Mrs. America, Phyllis Schlafly’nin sadece yaşamını öğrenmek için değil de onu “anlamamızı” sağlayacak fırsatlar sunabilir. Bizi heyecanlandıran şey de aslında Cate Blanchett’ın ellerinde Mrs. America’nın nelere dönüşebileceğini bilmek. Bu kadar tuhaf ve kötü şöhretli bir yazar ve aktivistin yaşamlarımızda dokunacağı duygular, temas edeceği yerler acaba nasıl olacaktır? Daha önce oynadığı pek çok karakter ile hafızamızda önemli yerler edinmiş Cate Blanchett’ı aklımıza ilk gelen performanslarıyla hatırlayabiliriz. Mesela Todd Haynes imzalı 2007 yapımı I’m Not There, güzel bir giriş olabilir. Bob Dylan’ın altı farklı oyuncu tarafından canlandırıldığı filmde Blanchett da bu oyuncular arasındaydı. Etkileyici performansıyla Venedik Film Festivali’nde En İyi Kadın Oyuncu ödülünü kapmıştı. Bu filmle Oscar’a En İyi Yardımcı Kadın Oyuncu dalında aday gösterilmesi ise biraz garipti. Bilmeyenin de bildiği bir klasiği anmadan da geçmek olmaz. Trilogy of The Lord of the Rings ve The Hobbit: An Unexpected Journey’de elf kraliçesi Galadriel ile elf hayranlığımızı iyice perçinlediğini nasıl unuturuz? Carol’da ise Rooney Mara ile harikalar yaratmıştı. Yine bir Todd Haynes filmi olan Carol, queer film arşivlerinde illa ki göreceğiniz bir film. 50’li yılların sonuna bir Noel dönemine bizi ışınlayan film, güzel bir aşk hikâyesi. Peşinden 2016’da vizyona giren ve Blanchett’ın on üç farklı karakteri canlandırdığı Manifesto’ya geçelim. Julian Rosefelt’in adeta bir sanat manifestosu niteliğinde çektiği filmde Blanchett, yine kendine hayran bırakıyor. Filmde dövmeli bir punkçıyı, bir evsizi, bir CEO’yu, bir bilim insanını, muhafazakâr bir anneyi, haber spikerini, koreografı, cenaze konuşmacısını, bir öğretmeni canlandırır. Film süresince devam eden yoğun gerilime hazır olmanız gerekebilir. Avustralyalı kraliçenin Oscar’da En İyi Kadın Oyuncu ödülünü 2013’te Blue Jasmine filmiyle kazandığını da ekleyelim. Sınıf ve statü kaybı sonrasında veda edilen sosyetik, gösterişli yaşam, orta yaş bunalımları ve San Francisco’daki “alışılmamış” yaşam etrafında dönen Jasmine, kendimizi iyi hissettirebilir. 

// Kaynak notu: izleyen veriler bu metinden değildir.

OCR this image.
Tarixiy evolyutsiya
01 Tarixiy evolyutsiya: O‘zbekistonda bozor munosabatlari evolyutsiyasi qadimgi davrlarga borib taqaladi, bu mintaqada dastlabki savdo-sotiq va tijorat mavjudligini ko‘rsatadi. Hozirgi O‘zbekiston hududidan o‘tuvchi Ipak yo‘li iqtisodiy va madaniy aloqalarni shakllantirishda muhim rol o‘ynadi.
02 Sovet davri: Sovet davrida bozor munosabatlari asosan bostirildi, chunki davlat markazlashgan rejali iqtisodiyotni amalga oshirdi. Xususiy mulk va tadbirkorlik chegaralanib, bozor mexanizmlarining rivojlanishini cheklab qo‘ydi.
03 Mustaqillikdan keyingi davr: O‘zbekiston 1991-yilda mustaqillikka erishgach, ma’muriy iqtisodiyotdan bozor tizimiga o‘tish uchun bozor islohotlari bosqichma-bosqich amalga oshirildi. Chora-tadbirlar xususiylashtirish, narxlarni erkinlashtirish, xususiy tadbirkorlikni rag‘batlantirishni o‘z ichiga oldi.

Mrs. America, geçmişten geleceğe cinsiyet eşitliği, ırk eşitliği, LGBTİ+’ların eşitlik mücadelesi üzerine geniş bir bakış açısı sağlayacak bir proje gibi duruyor. Dönemin ünlü feministleri Gloria Steinem (Rose Byrne), Bella Abzug (Margo Martindale), Shirley Chisholm (Orange is the New Black’ten tanıdığımız Uzo Aduba) ile Phyllis Schlafly ve muhafazakâr kanadın mücadelesinde bizi enteresan şeyler bekliyor.